At the larger scale the realisation of the concept of continuity and completion has been achieved by the construction of new simple volumes and surfaces in brickwork and pre-cast concrete. These new volumes, while supportive of the concept of completion and avoiding the imitation of historical detail, have a sufficient scale that demands that they must establish their own presence.

If the concept of repair is then to link together surfaces, to bridge between original elements, to bind fragments into a whole, scale is critical. A missing part of a plaster wall sets less challenge than a missing wall or part of a room. This ‘bridging dimension’ requires a different contribution of the repair (or bridge). A small repair needs no quality of its own; a large one, if it is not just to become a lifeless and empty ‘placeholder’, must have a physical and material character of its own.

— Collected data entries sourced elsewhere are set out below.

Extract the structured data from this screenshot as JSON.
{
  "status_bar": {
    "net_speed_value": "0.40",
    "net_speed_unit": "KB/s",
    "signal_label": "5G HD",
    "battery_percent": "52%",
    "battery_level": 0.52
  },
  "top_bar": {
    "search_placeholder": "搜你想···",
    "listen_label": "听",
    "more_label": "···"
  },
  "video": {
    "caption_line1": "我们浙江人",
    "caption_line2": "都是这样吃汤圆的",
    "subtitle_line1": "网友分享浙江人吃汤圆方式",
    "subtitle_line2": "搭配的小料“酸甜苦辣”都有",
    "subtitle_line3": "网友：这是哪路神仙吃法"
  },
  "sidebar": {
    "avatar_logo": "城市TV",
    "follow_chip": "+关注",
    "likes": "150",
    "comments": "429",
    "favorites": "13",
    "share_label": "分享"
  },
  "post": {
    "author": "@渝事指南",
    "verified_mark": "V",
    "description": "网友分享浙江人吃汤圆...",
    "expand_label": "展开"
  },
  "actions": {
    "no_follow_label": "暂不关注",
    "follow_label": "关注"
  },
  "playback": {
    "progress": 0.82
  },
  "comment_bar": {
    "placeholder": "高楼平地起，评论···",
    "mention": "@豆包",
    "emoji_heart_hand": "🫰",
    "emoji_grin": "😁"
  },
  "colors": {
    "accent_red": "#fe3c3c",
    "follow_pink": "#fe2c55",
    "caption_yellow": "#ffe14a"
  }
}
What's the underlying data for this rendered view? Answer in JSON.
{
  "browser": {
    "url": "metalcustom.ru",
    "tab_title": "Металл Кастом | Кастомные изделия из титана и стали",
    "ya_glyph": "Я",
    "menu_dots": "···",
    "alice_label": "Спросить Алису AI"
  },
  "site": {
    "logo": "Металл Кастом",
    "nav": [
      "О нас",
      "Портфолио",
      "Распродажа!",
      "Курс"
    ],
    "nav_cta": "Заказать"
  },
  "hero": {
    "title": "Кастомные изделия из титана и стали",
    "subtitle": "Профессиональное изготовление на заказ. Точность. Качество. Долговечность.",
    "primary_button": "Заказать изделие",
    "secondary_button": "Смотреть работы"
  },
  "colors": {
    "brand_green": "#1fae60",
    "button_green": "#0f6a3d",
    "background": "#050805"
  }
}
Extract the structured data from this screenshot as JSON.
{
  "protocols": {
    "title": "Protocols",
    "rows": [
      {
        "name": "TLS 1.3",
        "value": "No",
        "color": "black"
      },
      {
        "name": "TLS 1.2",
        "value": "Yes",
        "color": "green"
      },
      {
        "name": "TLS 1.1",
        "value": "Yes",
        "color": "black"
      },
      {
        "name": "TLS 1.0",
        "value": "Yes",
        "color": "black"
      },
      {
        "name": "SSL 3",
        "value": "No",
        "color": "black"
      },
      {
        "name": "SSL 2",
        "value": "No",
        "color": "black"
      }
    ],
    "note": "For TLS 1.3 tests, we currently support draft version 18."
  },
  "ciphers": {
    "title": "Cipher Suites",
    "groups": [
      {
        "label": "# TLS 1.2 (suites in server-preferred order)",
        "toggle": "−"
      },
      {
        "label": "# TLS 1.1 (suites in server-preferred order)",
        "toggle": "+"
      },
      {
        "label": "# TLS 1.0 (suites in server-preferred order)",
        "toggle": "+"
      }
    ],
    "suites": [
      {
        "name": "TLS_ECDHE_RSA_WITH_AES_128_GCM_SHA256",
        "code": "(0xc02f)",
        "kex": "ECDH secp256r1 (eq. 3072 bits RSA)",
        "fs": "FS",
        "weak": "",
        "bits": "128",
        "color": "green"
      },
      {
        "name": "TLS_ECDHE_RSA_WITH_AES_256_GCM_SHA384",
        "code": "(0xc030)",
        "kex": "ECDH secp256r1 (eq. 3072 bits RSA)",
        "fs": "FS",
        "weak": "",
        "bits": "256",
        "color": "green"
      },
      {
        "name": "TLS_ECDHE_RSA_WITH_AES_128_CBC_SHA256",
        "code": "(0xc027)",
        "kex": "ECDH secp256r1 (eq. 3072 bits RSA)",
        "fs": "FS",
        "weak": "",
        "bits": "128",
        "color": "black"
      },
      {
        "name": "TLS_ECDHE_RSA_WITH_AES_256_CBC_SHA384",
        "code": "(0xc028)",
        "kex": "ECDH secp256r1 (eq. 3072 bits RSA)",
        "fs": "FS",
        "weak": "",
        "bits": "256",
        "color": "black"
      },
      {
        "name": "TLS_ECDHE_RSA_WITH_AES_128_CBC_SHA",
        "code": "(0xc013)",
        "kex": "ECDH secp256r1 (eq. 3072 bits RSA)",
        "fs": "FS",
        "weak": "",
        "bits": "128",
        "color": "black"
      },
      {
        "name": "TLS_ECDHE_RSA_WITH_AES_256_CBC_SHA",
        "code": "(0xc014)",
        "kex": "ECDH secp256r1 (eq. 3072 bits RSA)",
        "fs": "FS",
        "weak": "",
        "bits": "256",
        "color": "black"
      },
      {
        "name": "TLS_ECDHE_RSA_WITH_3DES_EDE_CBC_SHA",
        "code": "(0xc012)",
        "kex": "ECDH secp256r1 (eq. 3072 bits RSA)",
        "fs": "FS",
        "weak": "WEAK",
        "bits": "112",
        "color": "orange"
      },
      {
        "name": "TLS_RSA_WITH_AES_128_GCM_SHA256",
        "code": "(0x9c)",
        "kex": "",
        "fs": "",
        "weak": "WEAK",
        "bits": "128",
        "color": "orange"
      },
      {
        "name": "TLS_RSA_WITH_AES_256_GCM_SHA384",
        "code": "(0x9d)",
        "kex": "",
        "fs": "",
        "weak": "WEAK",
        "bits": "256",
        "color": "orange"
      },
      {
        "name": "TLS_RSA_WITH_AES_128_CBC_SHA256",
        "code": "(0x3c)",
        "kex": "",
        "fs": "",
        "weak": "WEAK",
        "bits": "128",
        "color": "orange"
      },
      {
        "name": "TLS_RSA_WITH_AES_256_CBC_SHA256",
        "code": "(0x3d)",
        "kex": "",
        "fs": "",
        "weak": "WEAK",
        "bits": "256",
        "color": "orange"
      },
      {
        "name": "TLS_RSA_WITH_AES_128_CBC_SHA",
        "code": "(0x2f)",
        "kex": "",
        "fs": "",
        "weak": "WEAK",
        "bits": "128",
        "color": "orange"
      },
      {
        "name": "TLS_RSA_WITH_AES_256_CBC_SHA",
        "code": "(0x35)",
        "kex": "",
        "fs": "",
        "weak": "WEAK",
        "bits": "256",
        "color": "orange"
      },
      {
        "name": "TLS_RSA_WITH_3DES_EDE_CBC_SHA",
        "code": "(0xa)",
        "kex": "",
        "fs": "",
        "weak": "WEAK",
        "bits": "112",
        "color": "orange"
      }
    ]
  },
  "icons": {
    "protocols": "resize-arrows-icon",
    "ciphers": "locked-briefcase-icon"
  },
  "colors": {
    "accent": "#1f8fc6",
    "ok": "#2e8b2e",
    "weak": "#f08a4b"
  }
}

Herein lies the task - to develop strategies and techniques that deal with repair of different scales yet are consistent to an approach. At the largest scale the repair becomes an intervention and requires its own ‘story’. The Neues Museum contains a series of major interventions (moments where the neutral imitation of the original was judged to be insufficient). These interventions inevitably occur where the damage was greatest: the staircase hall, the south-east cupola, the north-west wing, and the Egyptian courtyard.

The dynamic correspondence between repair, conservation, restoration, and intervention has evolved through continuous dialogue not only between the participants in this process - client, conservationists, planners, and restorers, but also with the potent remains of Stüler’s extraordinary building.

David Chipperfield, June 2008

Footnotes
1 ‘The Lamp of Memory’ from The Seven Lamps of Architecture by John Ruskin. Ruskin admonishes the practice of historical restoration ‘Do not let us talk then of restoration. The thing is a lie from beginning to end.’
2 Georg Dehio, art historian, gave a lecture in Strasbourg warning against the excesses of restoration. ‘Conservation aims to mention the existing - Restoration aims to recreate the non existing (the lost) on the one hand is a reduced, faded reality – but invariably reality on the other is fiction.’ ‘The Protection and Preservation of Monuments in the Nineteenth Century’, an address given at the university on 27 January 1905.
3 The Venice Charter (1964 Charter for the Conservation and Restoration of Monuments and Sites) Article 9, ‘The process of restoration is a highly specialized operation. Its aim is to preserve and reveal the historic value of the monument and is based on respect for original material and authentic documents. It must stop at the point where conjecture begins.’
4 Hans Schippert
5 The proposed rebuilding of the Goethe house in Frankfurt provoked furious debate. The justification was not from the point of view of the physical but the symbolic ‘…we rebuilt the house as a symbol of the unity of the people, as a symbol of peace.’ Georg Hartmann, Chairman of the Freie Deutsche Hochstift 1951.